Le Clézio et Dong Qiang au Palais d'été
Homme simple. Le premier repas à Pékin, sous sa demande, est juste un bol de nouilles. Et encore, il trouve que c'est trop. C'est trop copieux, voulez-vous le partager avec moi ?
Le soir, malgré ses insistances, j'ai proposé de l'amener dans un restaurant « branché » qui se trouve à côté de The Place. Ambiance joyeuse, quasi hollywoodienne. Cuisine pimentée. En Corée, je me suis habitué aux piments, m'assure-t-il. Je lui réponds en souriant que malgré tout ce qu'il peut connaître en Corée, les piments chinois sont dix fois plus « puissants ». Ce qu'il a pu vérifier tout de suite. Et dans les jours suivants, je crois qu'il a évité prudemment les petits piments rouges, redoutables.
Le 6, décembre, un dimanche. Le matin, il apparaît au campus de l'Université de Pékin. Il décerne le prix Fulei, en présence de son excellence M. Hervé Ladsous, ambassadeur de France en Chine, et Mme Tie Ning, présidente de l'Association des Ecrivains Chinois. Fan Zeng, grand maître de peinture chinoise, offre à cette occasion une estampe unique du portrait de Fulei qu'il a effectué lui-même.
Les lauréats, l'un venant de Shanghai et l'autre venant des Etats-Unis, ont reçu de sa main les certificats du prix. Ils ont tous exprimé l'idée que c'était le plus grand moment de leur vie.
L'après-midi, je l'ai invité à faire un tour dans l'ancien Palais d'été. Dans ce lieu de désolation, il a ressenti une grande émotion. Il me dit qu'il ne l'a pas imaginé comme cela, que cet état de ruines pouvait finalement très bien rendre compte le passé. Il a eu l'impression de se promener dans les ruines de Rome comme les grands romantiques du 19ème siècle. Il a ressenti à la fois une douleur et une grandeur. Lorsque je lui ai proposé de prendre une photo de souvenirs devant les ruines, il a dit, avec son humour habituel, qu'il fallait que je la fasse avec lui. Sinon, on me prendra pour un pilleur, avec mon chapeau...

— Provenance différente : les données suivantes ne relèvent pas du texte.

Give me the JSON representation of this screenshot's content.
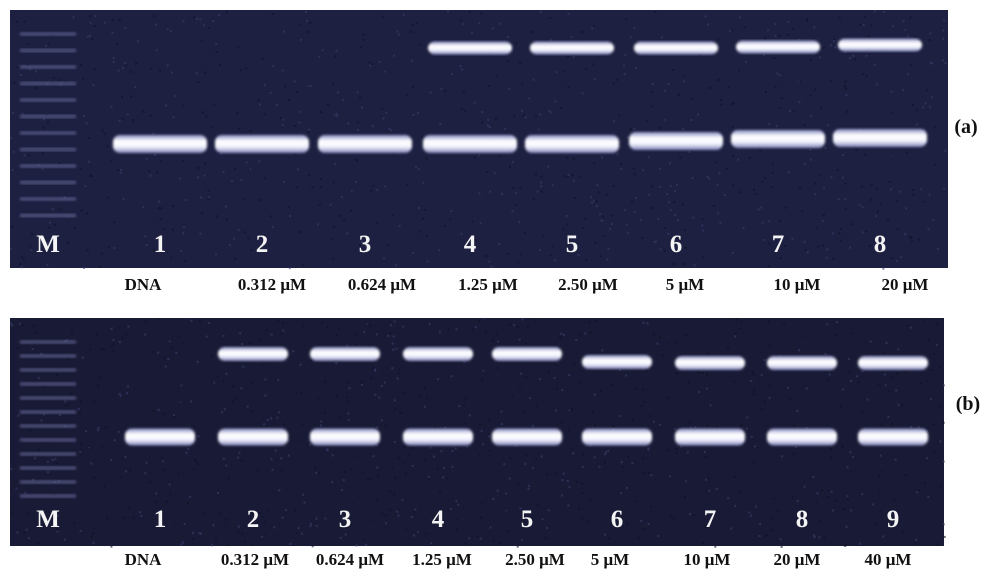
{
  "panels": [
    {
      "label": "(a)",
      "lanes": [
        "M",
        "1",
        "2",
        "3",
        "4",
        "5",
        "6",
        "7",
        "8"
      ],
      "concentrations": [
        "DNA",
        "0.312 μM",
        "0.624 μM",
        "1.25 μM",
        "2.50 μM",
        "5 μM",
        "10 μM",
        "20 μM"
      ]
    },
    {
      "label": "(b)",
      "lanes": [
        "M",
        "1",
        "2",
        "3",
        "4",
        "5",
        "6",
        "7",
        "8",
        "9"
      ],
      "concentrations": [
        "DNA",
        "0.312 μM",
        "0.624 μM",
        "1.25 μM",
        "2.50 μM",
        "5 μM",
        "10 μM",
        "20 μM",
        "40 μM"
      ]
    }
  ]
}
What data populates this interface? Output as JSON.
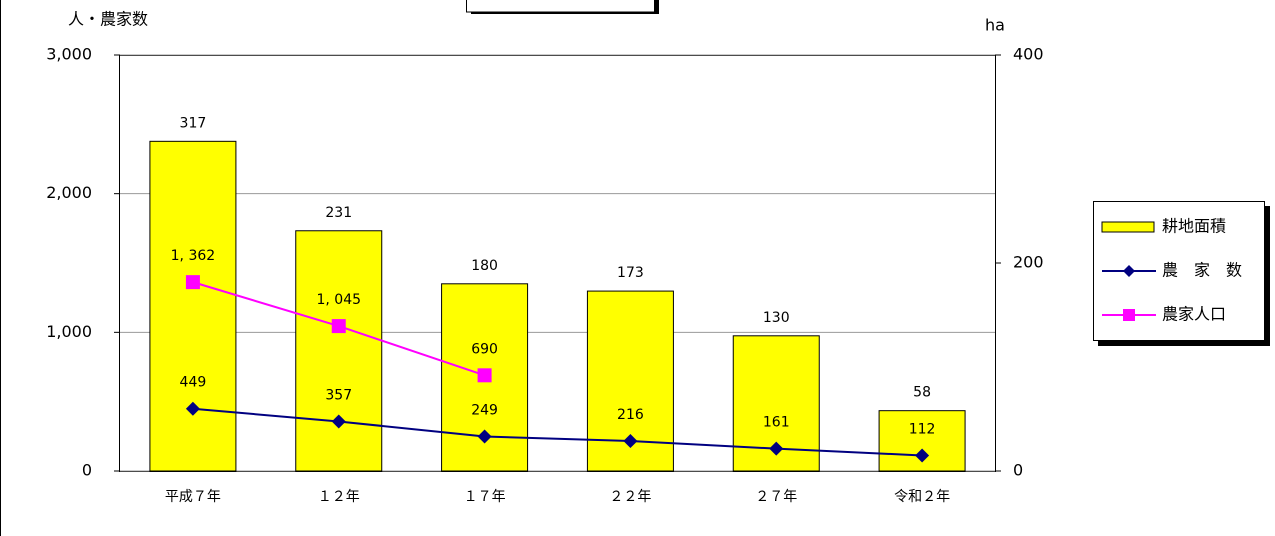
{
  "chart_data": {
    "type": "bar-line",
    "y_label": "人・農家数",
    "y2_label": "ha",
    "categories": [
      "平成７年",
      "１２年",
      "１７年",
      "２２年",
      "２７年",
      "令和２年"
    ],
    "ylim": [
      0,
      3000
    ],
    "yticks": [
      {
        "value": 0,
        "label": "0"
      },
      {
        "value": 1000,
        "label": "1,000"
      },
      {
        "value": 2000,
        "label": "2,000"
      },
      {
        "value": 3000,
        "label": "3,000"
      }
    ],
    "y2lim": [
      0,
      400
    ],
    "y2ticks": [
      0,
      200,
      400
    ],
    "grid": true,
    "legend": "right",
    "series": [
      {
        "name": "耕地面積",
        "kind": "bar",
        "axis": "y2",
        "color": "#ffff00",
        "values": [
          317,
          231,
          180,
          173,
          130,
          58
        ]
      },
      {
        "name": "農　家　数",
        "kind": "line",
        "marker": "diamond",
        "color": "#000080",
        "values": [
          449,
          357,
          249,
          216,
          161,
          112
        ]
      },
      {
        "name": "農家人口",
        "kind": "line",
        "marker": "square",
        "color": "#ff00ff",
        "values": [
          1362,
          1045,
          690,
          null,
          null,
          null
        ],
        "value_labels": [
          "1, 362",
          "1, 045",
          "690",
          null,
          null,
          null
        ]
      }
    ]
  }
}
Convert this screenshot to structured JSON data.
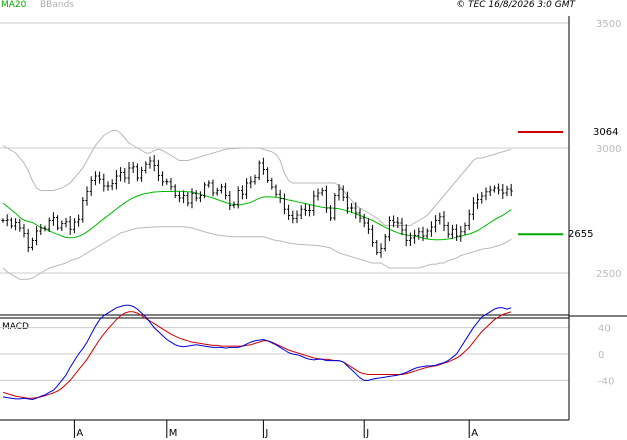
{
  "legend": {
    "ma_label": "MA20",
    "bb_label": "BBands",
    "ma_color": "#00bb00",
    "bb_color": "#b8b8b8"
  },
  "copyright": "© TEC 16/8/2026 3:0 GMT",
  "colors": {
    "price_bars": "#000000",
    "macd_line": "#0000dd",
    "signal_line": "#cc0000",
    "resistance": "#cc0000",
    "support": "#00aa00",
    "grid": "#cccccc",
    "axis": "#000000"
  },
  "chart_data": [
    {
      "type": "ohlc",
      "series": [
        {
          "name": "MA20",
          "values": [
            2780,
            2766,
            2752,
            2739,
            2723,
            2712,
            2706,
            2702,
            2692,
            2682,
            2676,
            2669,
            2661,
            2655,
            2648,
            2642,
            2641,
            2642,
            2647,
            2654,
            2665,
            2677,
            2690,
            2704,
            2717,
            2730,
            2743,
            2756,
            2769,
            2781,
            2792,
            2801,
            2808,
            2814,
            2818,
            2821,
            2824,
            2825,
            2826,
            2826,
            2826,
            2827,
            2827,
            2826,
            2825,
            2824,
            2820,
            2815,
            2810,
            2805,
            2800,
            2794,
            2788,
            2782,
            2777,
            2774,
            2772,
            2774,
            2778,
            2783,
            2791,
            2799,
            2804,
            2805,
            2804,
            2803,
            2800,
            2796,
            2792,
            2789,
            2785,
            2781,
            2778,
            2774,
            2770,
            2766,
            2763,
            2761,
            2760,
            2759,
            2757,
            2753,
            2748,
            2743,
            2737,
            2730,
            2724,
            2717,
            2710,
            2701,
            2692,
            2683,
            2675,
            2668,
            2661,
            2656,
            2652,
            2650,
            2648,
            2645,
            2640,
            2636,
            2634,
            2633,
            2633,
            2634,
            2636,
            2639,
            2643,
            2647,
            2652,
            2656,
            2662,
            2670,
            2680,
            2691,
            2702,
            2713,
            2722,
            2731,
            2742,
            2754
          ]
        },
        {
          "name": "BBands upper",
          "values": [
            3010,
            3000,
            2990,
            2980,
            2960,
            2940,
            2910,
            2870,
            2840,
            2830,
            2830,
            2830,
            2830,
            2835,
            2840,
            2850,
            2860,
            2880,
            2900,
            2920,
            2950,
            2980,
            3010,
            3030,
            3050,
            3060,
            3070,
            3070,
            3060,
            3040,
            3020,
            3010,
            3000,
            2990,
            2980,
            2980,
            2990,
            2995,
            2990,
            2980,
            2970,
            2960,
            2950,
            2950,
            2950,
            2955,
            2960,
            2965,
            2970,
            2975,
            2980,
            2985,
            2990,
            2995,
            2997,
            2998,
            2999,
            3000,
            3000,
            3000,
            3000,
            3000,
            2995,
            2990,
            2985,
            2975,
            2950,
            2900,
            2870,
            2860,
            2860,
            2860,
            2860,
            2860,
            2860,
            2860,
            2860,
            2860,
            2860,
            2860,
            2850,
            2830,
            2810,
            2790,
            2770,
            2760,
            2750,
            2740,
            2730,
            2720,
            2705,
            2690,
            2690,
            2690,
            2690,
            2690,
            2690,
            2690,
            2700,
            2710,
            2720,
            2730,
            2750,
            2770,
            2790,
            2810,
            2830,
            2850,
            2870,
            2890,
            2910,
            2930,
            2950,
            2960,
            2960,
            2965,
            2970,
            2975,
            2980,
            2985,
            2990,
            2995
          ]
        },
        {
          "name": "BBands lower",
          "values": [
            2520,
            2505,
            2495,
            2485,
            2475,
            2475,
            2475,
            2480,
            2490,
            2500,
            2510,
            2520,
            2525,
            2530,
            2535,
            2540,
            2550,
            2555,
            2560,
            2570,
            2580,
            2590,
            2600,
            2610,
            2620,
            2630,
            2640,
            2650,
            2660,
            2665,
            2670,
            2675,
            2680,
            2680,
            2682,
            2683,
            2684,
            2685,
            2685,
            2685,
            2685,
            2685,
            2685,
            2685,
            2683,
            2680,
            2675,
            2670,
            2665,
            2660,
            2656,
            2652,
            2650,
            2648,
            2646,
            2645,
            2645,
            2645,
            2645,
            2645,
            2645,
            2645,
            2645,
            2640,
            2635,
            2630,
            2628,
            2625,
            2620,
            2618,
            2615,
            2614,
            2613,
            2612,
            2611,
            2610,
            2607,
            2604,
            2600,
            2590,
            2580,
            2575,
            2570,
            2565,
            2560,
            2555,
            2550,
            2545,
            2540,
            2540,
            2540,
            2530,
            2520,
            2520,
            2520,
            2520,
            2520,
            2520,
            2520,
            2520,
            2525,
            2530,
            2535,
            2535,
            2540,
            2540,
            2550,
            2555,
            2560,
            2570,
            2575,
            2580,
            2585,
            2590,
            2595,
            2598,
            2600,
            2605,
            2610,
            2615,
            2625,
            2635
          ]
        },
        {
          "name": "close",
          "values": [
            2710,
            2712,
            2688,
            2702,
            2680,
            2658,
            2602,
            2630,
            2668,
            2680,
            2676,
            2710,
            2722,
            2680,
            2698,
            2705,
            2675,
            2704,
            2715,
            2790,
            2826,
            2870,
            2888,
            2875,
            2848,
            2848,
            2858,
            2888,
            2902,
            2880,
            2920,
            2925,
            2880,
            2910,
            2935,
            2948,
            2930,
            2890,
            2865,
            2865,
            2845,
            2810,
            2800,
            2810,
            2780,
            2818,
            2800,
            2810,
            2852,
            2860,
            2820,
            2830,
            2845,
            2810,
            2770,
            2775,
            2830,
            2815,
            2860,
            2865,
            2882,
            2940,
            2914,
            2870,
            2844,
            2815,
            2798,
            2755,
            2730,
            2718,
            2732,
            2755,
            2750,
            2750,
            2808,
            2820,
            2830,
            2760,
            2720,
            2810,
            2835,
            2803,
            2760,
            2760,
            2740,
            2720,
            2700,
            2675,
            2622,
            2582,
            2598,
            2645,
            2710,
            2703,
            2700,
            2672,
            2630,
            2640,
            2650,
            2665,
            2648,
            2668,
            2684,
            2710,
            2725,
            2690,
            2655,
            2675,
            2648,
            2665,
            2690,
            2735,
            2780,
            2794,
            2808,
            2825,
            2832,
            2840,
            2832,
            2820,
            2836,
            2828
          ]
        }
      ],
      "xlabel": "",
      "ylabel": "",
      "x_ticks": [
        "A",
        "M",
        "J",
        "J",
        "A"
      ],
      "y_ticks": [
        2500,
        3000,
        3500
      ],
      "ylim": [
        2385,
        3560
      ],
      "annotations": [
        {
          "label": "3064",
          "value": 3064,
          "role": "resistance"
        },
        {
          "label": "2655",
          "value": 2655,
          "role": "support"
        }
      ]
    },
    {
      "type": "line",
      "title": "MACD",
      "series": [
        {
          "name": "MACD",
          "values": [
            -65,
            -66,
            -67,
            -68,
            -68,
            -67,
            -68,
            -69,
            -67,
            -64,
            -62,
            -58,
            -55,
            -48,
            -40,
            -32,
            -20,
            -10,
            0,
            8,
            18,
            30,
            42,
            52,
            58,
            62,
            66,
            70,
            72,
            74,
            74,
            72,
            68,
            62,
            56,
            48,
            40,
            34,
            28,
            22,
            18,
            14,
            12,
            11,
            12,
            13,
            14,
            13,
            12,
            11,
            10,
            10,
            10,
            9,
            10,
            10,
            10,
            12,
            15,
            18,
            20,
            21,
            22,
            20,
            17,
            14,
            10,
            6,
            2,
            0,
            -1,
            -3,
            -6,
            -8,
            -9,
            -8,
            -8,
            -10,
            -10,
            -10,
            -10,
            -12,
            -18,
            -24,
            -30,
            -36,
            -40,
            -40,
            -38,
            -37,
            -36,
            -35,
            -34,
            -33,
            -32,
            -30,
            -28,
            -25,
            -22,
            -20,
            -19,
            -18,
            -18,
            -17,
            -15,
            -13,
            -10,
            -5,
            0,
            10,
            20,
            30,
            40,
            48,
            56,
            60,
            64,
            68,
            70,
            70,
            68,
            70
          ]
        },
        {
          "name": "Signal",
          "values": [
            -58,
            -60,
            -62,
            -64,
            -65,
            -66,
            -67,
            -67,
            -66,
            -65,
            -63,
            -61,
            -59,
            -56,
            -52,
            -46,
            -40,
            -32,
            -24,
            -16,
            -8,
            2,
            12,
            22,
            30,
            38,
            45,
            52,
            58,
            62,
            64,
            64,
            62,
            58,
            54,
            50,
            46,
            42,
            38,
            34,
            30,
            27,
            24,
            22,
            20,
            18,
            17,
            16,
            15,
            14,
            13,
            13,
            12,
            12,
            12,
            12,
            12,
            12,
            13,
            14,
            16,
            18,
            20,
            20,
            18,
            15,
            12,
            9,
            6,
            4,
            2,
            0,
            -2,
            -4,
            -6,
            -7,
            -8,
            -8,
            -9,
            -10,
            -10,
            -12,
            -16,
            -20,
            -24,
            -28,
            -30,
            -31,
            -31,
            -31,
            -31,
            -31,
            -31,
            -31,
            -31,
            -31,
            -30,
            -28,
            -26,
            -24,
            -22,
            -20,
            -19,
            -18,
            -16,
            -14,
            -12,
            -9,
            -6,
            -2,
            4,
            10,
            18,
            26,
            34,
            40,
            46,
            52,
            56,
            60,
            62,
            64
          ]
        }
      ],
      "y_ticks": [
        -40,
        0,
        40
      ],
      "y_tick_labels": [
        "-40",
        "0",
        "40"
      ],
      "ylim": [
        -80,
        90
      ]
    }
  ]
}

Lors du dîner offert par l'ambassadeur à la Résidence, il a rencontré quelques personalités des plus illustres de la culture chinoise : Jia Zhangke, célèbre cinéaste de la 7 génération, dont le Still Life a remporté le Lion d'or a Venise ; Chen Danqing, grand peintre, et Tie Ning, présidente de l'Association des Ecrivains Chinois, etc.. Avec Jia, il a été dans un même jury à Canne. La retrouvaille était d'une bonne ambiance. Ils s'apprécient mutuellement. Dans un discours prononcé peu de temps après le départ de M. Le Clézio, pour l'obtention de l'insigne de l'Officier des Arts et Lettres, Jia Zhangke a rendu hommage au lauréat du Prix Nobel, pour l'acuité de son regard sur le réel.